Good luck - I know the pain of having a fussy eater! I too fell into the trap of thinking my 10 yr old would self-regulate a bit by now - nope! He will nod along with my healthy eating talks- then repeatedly ask for sweets / biscuits / etc and refuse all veg :-( it’ll come.

lljkk · 23/07/2018 18:11

You have a fussy eater who will eat sauce?! Wow. Wink

longwayoff · 23/07/2018 20:46

Watermelon is not the equivalent of a bar of chocolate.

BogstandardBelle · 24/07/2018 07:36

Lol lljkk, he’s got better with age - he’s 10 now. We’re in France where virtually every school meal is served with some kind of sauce, and he responds very well to peer pressure now / seeing his mates eat different stuff. He eats food at his friends houses that he’d never even look at if I offered it!

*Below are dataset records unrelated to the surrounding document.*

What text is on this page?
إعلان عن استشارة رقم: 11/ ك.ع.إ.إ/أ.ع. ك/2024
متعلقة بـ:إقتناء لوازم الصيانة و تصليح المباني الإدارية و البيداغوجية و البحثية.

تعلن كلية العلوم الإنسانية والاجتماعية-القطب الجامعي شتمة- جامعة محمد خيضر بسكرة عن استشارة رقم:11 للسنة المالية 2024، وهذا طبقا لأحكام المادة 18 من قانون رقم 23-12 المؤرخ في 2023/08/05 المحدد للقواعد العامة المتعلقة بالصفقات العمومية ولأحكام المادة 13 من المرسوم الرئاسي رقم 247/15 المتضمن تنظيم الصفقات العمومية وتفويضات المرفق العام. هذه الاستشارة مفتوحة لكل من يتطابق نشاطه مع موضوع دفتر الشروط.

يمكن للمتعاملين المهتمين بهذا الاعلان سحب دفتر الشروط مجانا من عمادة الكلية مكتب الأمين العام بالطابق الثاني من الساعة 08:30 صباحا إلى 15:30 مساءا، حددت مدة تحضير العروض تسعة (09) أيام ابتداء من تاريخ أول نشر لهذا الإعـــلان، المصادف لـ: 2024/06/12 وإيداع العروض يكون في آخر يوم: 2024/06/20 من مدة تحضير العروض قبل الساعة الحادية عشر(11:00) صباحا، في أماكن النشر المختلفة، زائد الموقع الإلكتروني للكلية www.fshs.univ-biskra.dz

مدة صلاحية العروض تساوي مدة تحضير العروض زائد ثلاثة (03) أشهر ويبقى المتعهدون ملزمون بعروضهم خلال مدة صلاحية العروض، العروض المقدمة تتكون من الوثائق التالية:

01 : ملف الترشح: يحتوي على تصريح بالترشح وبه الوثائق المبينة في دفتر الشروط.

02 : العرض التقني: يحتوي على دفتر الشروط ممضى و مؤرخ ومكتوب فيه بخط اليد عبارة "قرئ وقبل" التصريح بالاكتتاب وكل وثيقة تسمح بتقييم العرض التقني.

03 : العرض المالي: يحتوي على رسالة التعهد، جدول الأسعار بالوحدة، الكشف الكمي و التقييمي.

strawberrypenguin · 24/07/2018 07:43

It's probably a lot to do with tooth brushing rather than diet. Yes drinking fizzy drinks and eating a lot of sugar won't help but I think it's so easy and 'on trend' to blame sugar for everything when actually a decent brush twice a day will help massively.

pennycarbonara · 24/07/2018 07:45

he responds very well to peer pressure now / seeing his mates eat different stuff. He eats food at his friends houses that he’d never even look at if I offered it!

That's really interesting that seeing other kids eat different food is making a difference. Shows the difference between these influences and when someone actually really dislikes stuff.